Marriage of Inconvenience(Knitting in the City Book #7)(126)
“What?” Now I was glaring.
“Nothing.” He shook his head, the smile he was fighting morphing into something else as his eyes traveled down the length of me and then back up, his gaze coming to rest on the button I’d undone. “You’re just really sexy when you’re bossy.”
Now I was fighting a smile, and also the heat sliding up my cheeks. “I wasn’t bossy.”
“You were bossy.”
“I was communicating my expectations.”
“Bossy.” His gaze slowly rose to my lips.
“If I were a man, you would call me assertive.”
“If you were a man, I would have called you a bossy motherfucker.”
I huffed a laugh, he was cheeky and unbelievable and I loved this about him. “Then call me a bossy motherfucker.”
“I can’t.”
“Why not?”
“Because I’d never call you that name.” His gaze came to mine; the earlier teasing and heat were still present, but now tempered with sincerity. “I would never call you any name other than your own.”
“You call me Kit-Kat.”
“Exactly.” He pushed away from the wall of the elevator, reaching for my hand and bringing it to his lips. His voice lowered, “I promise you, if you were any other woman, I would definitely call you a bossy motherfucker.”
Somehow he’d made that last sentence sound like a seduction. My heart skipped a beat, my stomach fluttering. I watched and felt him place a sensual kiss on the skin between my middle and index fingers, wicked thoughts dancing behind his expressive eyes.
The elevator dinged, the doors slid open, and he held me transfixed.
“Let’s go.” He finally said, tilting his head toward the exit. “I’m sure you’re tired from a full day of being bossy.”
I rolled my eyes and scoffed, mostly to cover the fact that Dan calling me “bossy” twisted my lower belly into warm, velvety knots.
Hand in hand, we walked through an almost empty lobby. The security guard unlocked the door for us and soon we were in the car, driving back to Dan’s mom’s house. Once we were on our way, his palm settled on my skirt over my knee. I stared out the window, thinking over all the information I’d learned today about the nature and structure of my family’s fortune, and feeling the weight of it all.
“What’s going on in that sexy, bossy brain of yours?”
Turning toward the windshield, I became acutely aware of his thumb tracing a circle over my knee. Glancing at my leg, I realized Dan had pushed the hem of my skirt up on one side, his fingers now curled over the bare skin of my thigh.

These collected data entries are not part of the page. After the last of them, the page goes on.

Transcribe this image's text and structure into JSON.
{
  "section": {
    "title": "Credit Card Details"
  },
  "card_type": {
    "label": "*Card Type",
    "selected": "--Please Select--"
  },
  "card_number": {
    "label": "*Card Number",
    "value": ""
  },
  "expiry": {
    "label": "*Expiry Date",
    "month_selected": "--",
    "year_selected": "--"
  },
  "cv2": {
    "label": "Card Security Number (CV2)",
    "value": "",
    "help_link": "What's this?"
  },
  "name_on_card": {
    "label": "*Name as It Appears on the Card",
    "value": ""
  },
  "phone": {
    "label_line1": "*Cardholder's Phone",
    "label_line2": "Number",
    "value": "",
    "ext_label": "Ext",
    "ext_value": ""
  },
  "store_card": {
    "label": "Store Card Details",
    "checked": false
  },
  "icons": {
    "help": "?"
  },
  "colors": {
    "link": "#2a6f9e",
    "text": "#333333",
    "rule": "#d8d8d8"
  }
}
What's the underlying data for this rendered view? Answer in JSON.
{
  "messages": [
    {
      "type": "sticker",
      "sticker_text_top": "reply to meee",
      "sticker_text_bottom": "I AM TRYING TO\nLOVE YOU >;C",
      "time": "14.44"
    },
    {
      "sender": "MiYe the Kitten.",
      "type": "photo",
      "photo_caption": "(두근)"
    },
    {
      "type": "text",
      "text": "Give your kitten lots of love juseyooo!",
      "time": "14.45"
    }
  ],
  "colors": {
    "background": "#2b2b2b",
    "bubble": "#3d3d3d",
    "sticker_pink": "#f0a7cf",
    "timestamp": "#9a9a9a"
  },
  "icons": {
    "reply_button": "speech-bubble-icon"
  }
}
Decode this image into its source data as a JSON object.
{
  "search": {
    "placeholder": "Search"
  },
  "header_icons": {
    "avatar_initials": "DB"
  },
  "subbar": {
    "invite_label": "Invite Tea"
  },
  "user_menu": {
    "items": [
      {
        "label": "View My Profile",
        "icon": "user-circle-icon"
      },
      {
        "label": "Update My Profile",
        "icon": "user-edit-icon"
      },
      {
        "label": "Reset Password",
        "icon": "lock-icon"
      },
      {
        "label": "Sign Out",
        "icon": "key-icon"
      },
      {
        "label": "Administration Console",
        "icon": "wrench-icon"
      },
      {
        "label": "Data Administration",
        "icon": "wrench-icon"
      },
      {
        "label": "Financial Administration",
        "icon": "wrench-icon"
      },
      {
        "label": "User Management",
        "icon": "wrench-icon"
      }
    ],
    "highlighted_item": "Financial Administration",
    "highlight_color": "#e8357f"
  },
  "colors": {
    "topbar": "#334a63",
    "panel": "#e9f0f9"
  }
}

I leaned my elbow on the windowsill and angled my legs toward him. “I’m going to need to assemble a team of people I trust to help me manage our investments.”
“You have Eugene.”
“That’s true.” I did have Eugene. “He’s loyal, but he keeps secrets. He doesn’t trust that I can handle things on my own.”
Dan glanced at me, then back to the road, saying nothing, his fingers inching higher on my leg as he slid his palm upward.
“He thinks I need to be protected.”
“Yeah. He does.”
“How do I prove that I don’t need to be coddled?”
Dan seemed to think it over before saying, “Just keep being you. He’s smart. He’ll figure it out.”
A new kind of warmth, which had very little to do with his hand on my leg, uncoiled in my stomach. It had everything to do with this man. This wonderful amazing man.
I love this man.
It wasn’t a realization or an ah-ha moment. More like, just an acceptance of fact, like knowing myself deep down and acknowledging who I was.
I am Kathleen Caravel-Tyson. I am good at delegating. I’m a little neurotic. I have brown hair and brown eyes. I like cheese too much. I rely on order and routine. I’m in love with Daniel O’Malley.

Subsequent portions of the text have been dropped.